1st_Ed Test Bank Essentials of Psychiatric Nursing by Mary Ann Boyd
Origin: Chapter 15, 1
1. A nurse is caring for a group of hospitalized clients with various psychiatric diagnoses. The nurse identifies which client as having the greatest risk for a suicide attempt?
A) Man with bipolar I disorder
B) Woman with acute stress disorder
C) Man with major depressive disorder
D) Woman with somatoform disorder
Men have a higher suicide completion rate than women. For men, suicide is the eighth leading cause of death, with a rate of 17.5 per 100,000, more than four times the rate in women. White men complete 73% of all suicides; 80% of these deaths are by firearms. Men are more likely to use means that have a higher rate of success, such as firearms and hanging. Most suicide deaths occur in men with a psychiatric disorder, primarily depression, in many cases complicated by substance abuse.
Origin: Chapter 15, 2
2. A nurse is reviewing the medical records of several clients diagnosed with major depression. The nurse identifies which client as least likely to commit suicide?
A) Divorced man
B) Widowed woman
C) Single woman
D) Married man
The nurse determines that the client least likely to commit suicide is the client who is married. Single, older men living in a rural area have the highest rates of suicide. Unmarried, unsociable men between the ages of 42 and 77 years with minimal social networks and no close relatives have a significantly increased risk for committing suicide. Women are less likely to complete a suicide but are more likely to attempt suicide. Marriage has been identified as a protective factor against mental disorders in older adults.
Origin: Chapter 15, 3
3. A family member of an adolescent who has expressed a desire to commit suicide asks the nurse, “What might predict the possibility of future suicide attempts?” Which of the following would the nurse include in the response?
B) Death of a spouse
C) Previous suicide attempt
D) Polydrug use
Although factors such as unemployment, death of a spouse, and polydrug use can contribute to depression and suicidal ideation, one of the best predictors for suicide during adolescence is a previous attempt.
Origin: Chapter 15, 4
4. A nurse is completing an admission assessment of a young adult woman who has a history of depression, and who was brought to the hospital by her boyfriend. In response to the nurse’s question regarding suicidal ideation, the client discloses that she is thinking about killing herself. Which question would be most appropriate for the nurse to ask next?
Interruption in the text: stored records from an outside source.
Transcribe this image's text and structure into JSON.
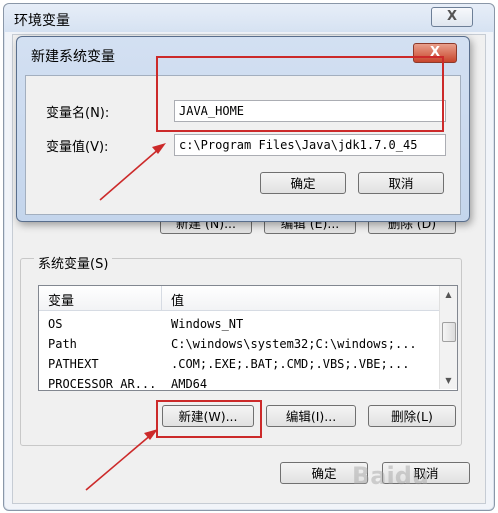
{
  "outer": {
    "title": "环境变量",
    "close_label": "X",
    "user_buttons": {
      "new": "新建 (N)...",
      "edit": "编辑 (E)...",
      "delete": "删除 (D)"
    },
    "system_group_label": "系统变量(S)",
    "columns": [
      "变量",
      "值"
    ],
    "rows": [
      {
        "name": "OS",
        "value": "Windows_NT"
      },
      {
        "name": "Path",
        "value": "C:\\windows\\system32;C:\\windows;..."
      },
      {
        "name": "PATHEXT",
        "value": ".COM;.EXE;.BAT;.CMD;.VBS;.VBE;..."
      },
      {
        "name": "PROCESSOR_AR...",
        "value": "AMD64"
      }
    ],
    "system_buttons": {
      "new": "新建(W)...",
      "edit": "编辑(I)...",
      "delete": "删除(L)"
    },
    "ok": "确定",
    "cancel": "取消"
  },
  "inner": {
    "title": "新建系统变量",
    "close_label": "X",
    "name_label": "变量名(N):",
    "name_value": "JAVA_HOME",
    "value_label": "变量值(V):",
    "value_value": "c:\\Program Files\\Java\\jdk1.7.0_45",
    "ok": "确定",
    "cancel": "取消"
  },
  "watermark": "Baidu",
  "colors": {
    "annotation": "#cc2a2a",
    "dialog_frame": "#c4d5ec"
  }
}
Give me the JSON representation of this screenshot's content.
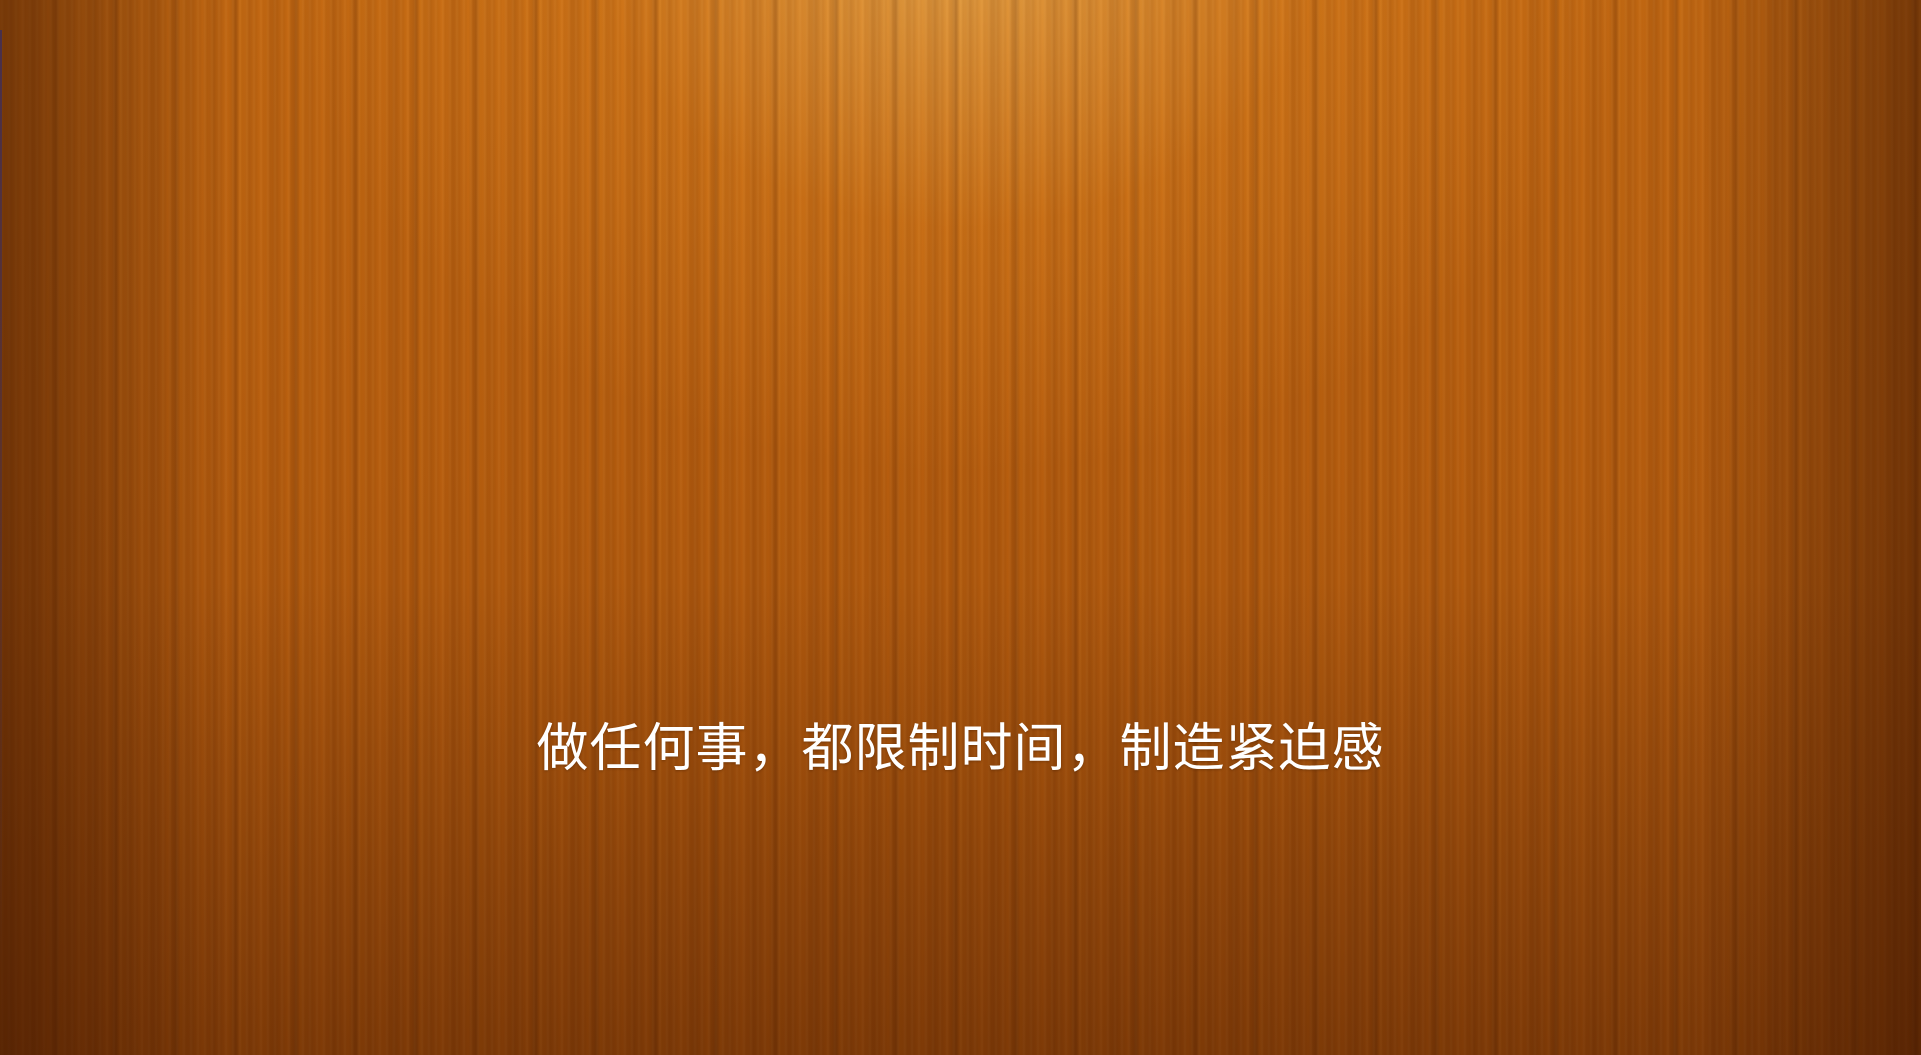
{
  "slide": {
    "caption": "做任何事，都限制时间，制造紧迫感"
  },
  "colors": {
    "background": "#c46a12",
    "text": "#ffffff"
  }
}
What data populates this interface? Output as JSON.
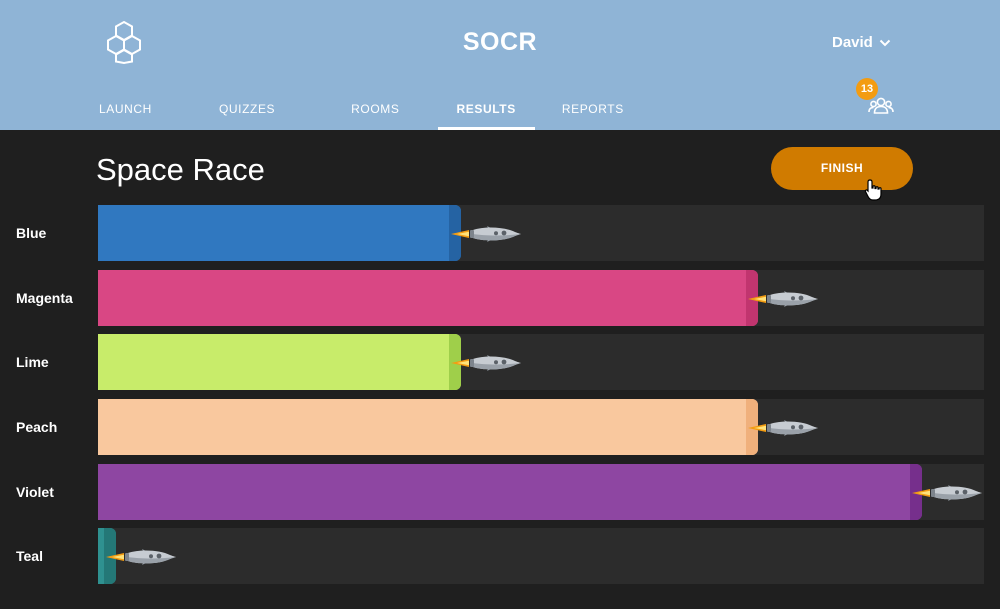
{
  "header": {
    "app_title": "SOCR",
    "user_name": "David",
    "logo_icon": "hexagon-cluster-icon",
    "notifications": {
      "count": "13",
      "icon": "people-icon"
    }
  },
  "nav": {
    "tabs": [
      {
        "label": "LAUNCH",
        "active": false
      },
      {
        "label": "QUIZZES",
        "active": false
      },
      {
        "label": "ROOMS",
        "active": false
      },
      {
        "label": "RESULTS",
        "active": true
      },
      {
        "label": "REPORTS",
        "active": false
      }
    ]
  },
  "main": {
    "title": "Space Race",
    "finish_label": "FINISH"
  },
  "race": {
    "teams": [
      {
        "name": "Blue",
        "progress": 0.41,
        "color": "#3078c0",
        "edge": "#2563a3"
      },
      {
        "name": "Magenta",
        "progress": 0.745,
        "color": "#d94784",
        "edge": "#c1356f"
      },
      {
        "name": "Lime",
        "progress": 0.41,
        "color": "#c8ec6a",
        "edge": "#9fcf4a"
      },
      {
        "name": "Peach",
        "progress": 0.745,
        "color": "#f9c89e",
        "edge": "#f0b07c"
      },
      {
        "name": "Violet",
        "progress": 0.93,
        "color": "#8e46a2",
        "edge": "#762f8c"
      },
      {
        "name": "Teal",
        "progress": 0.02,
        "color": "#2f9190",
        "edge": "#247877"
      }
    ]
  },
  "colors": {
    "header_bg": "#8fb4d6",
    "panel_bg": "#1f1f1f",
    "track_bg": "#2c2c2c",
    "finish_bg": "#d07b00",
    "badge_bg": "#f39c12"
  }
}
A) “What does your boyfriend think about your desire to kill yourself?”
B) “What are your spiritual beliefs about suicide?”
C) “What will killing yourself accomplish?”
D) “What thoughts have you had about how you would kill yourself?”
Assessing for risk includes determining the seriousness of the suicidal ideation, degree of hopelessness, disorders, previous attempt(s), suicide planning and implementation, and availability and lethality of the suicide method. Risk assessment also includes the patient’s resources, including coping skills and social supports, that can be used to counter suicidal impulses.
Origin: Chapter 15, 5
5. A nurse is caring for a white man age 30 years whose wife has recently died. The client has been diagnosed with clinical depression and is demonstrating insufficient coping skills. Which action by the nurse would be most important?
A) Refer the client for long-term psychotherapy.
B) Determine the client’s risk of psychosis.
C) Determine whether anyone in the client’s family has had depression.
D) Ask the client whether he is thinking about killing himself.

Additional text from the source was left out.